2. Audit transparan! Jemaat menuntut pemeriksaan menyeluruh keuangan Sinode dan RS GMIM, baik oleh auditor independen maupun internal.

3. Reformasi tata gereja! Sidang Majelis Istimewa (SMSI) harus digelar Juli 2025 untuk mencabut Tata Gereja 2021 yang dinilai membuka celah absolutisme.

Aksi ini merupakan respons langsung atas penetapan tersangka terhadap Pdt. Hein Arina oleh Polda Sulawesi Utara, Kamis (17/4/2025).
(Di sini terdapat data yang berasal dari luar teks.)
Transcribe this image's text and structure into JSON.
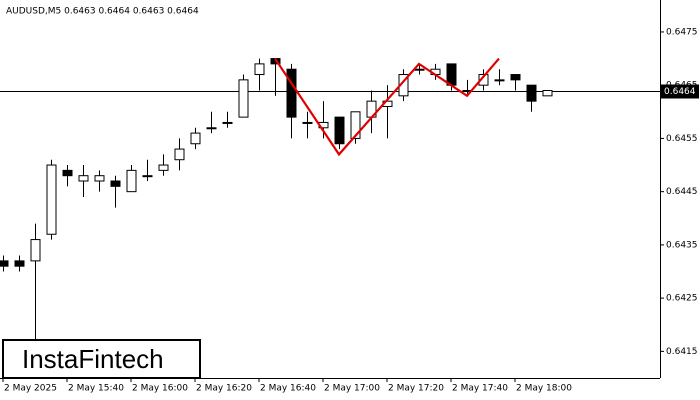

Ia diduga terlibat dalam penyalahgunaan dana hibah Pemprov Sulut yang seharusnya untuk kegiatan keagamaan GMIM selama 2020–2023.

Modus korupsi yang diungkap penyidik meliputi penganggaran fiktif, penggunaan dana di luar peruntukan, serta tidak adanya pertanggungjawaban yang jelas.

Kerugian negara ditaksir mencapai Rp 8,9 miliar. Selain Hein Arina, lima pejabat Sulut juga ikut terseret, termasuk mantan Kepala BKAD Jeffry Korengkeng dan Sekprov Asiano G. Kawatu.

Gerakan Reformasi GMIM menuding kepemimpinan Hein Arina telah menyimpang dari semangat pelayanan.

GMIM yang lahir dari semangat pengabdian kini dinilai berubah menjadi struktur kekuasaan yang tertutup, manipulatif, dan anti kritik.

“Gereja bukan milik segelintir elit. Gereja adalah tubuh Kristus yang kudus. Jika kepala sudah busuk, maka tubuh pun akan mati pelan-pelan,” ujar Pdt. Joke Mangare dengan nada getir.

Di media sosial, dukungan terhadap Gerakan Reformasi GMIM meluas, dengan tagar #GMIMBersih dan #MundurHeinArina menjadi tren regional.

Bagi banyak jemaat, ini bukan sekadar aksi. Ini adalah panggilan moral untuk menyelamatkan gereja dari cengkeraman korupsi dan politisasi.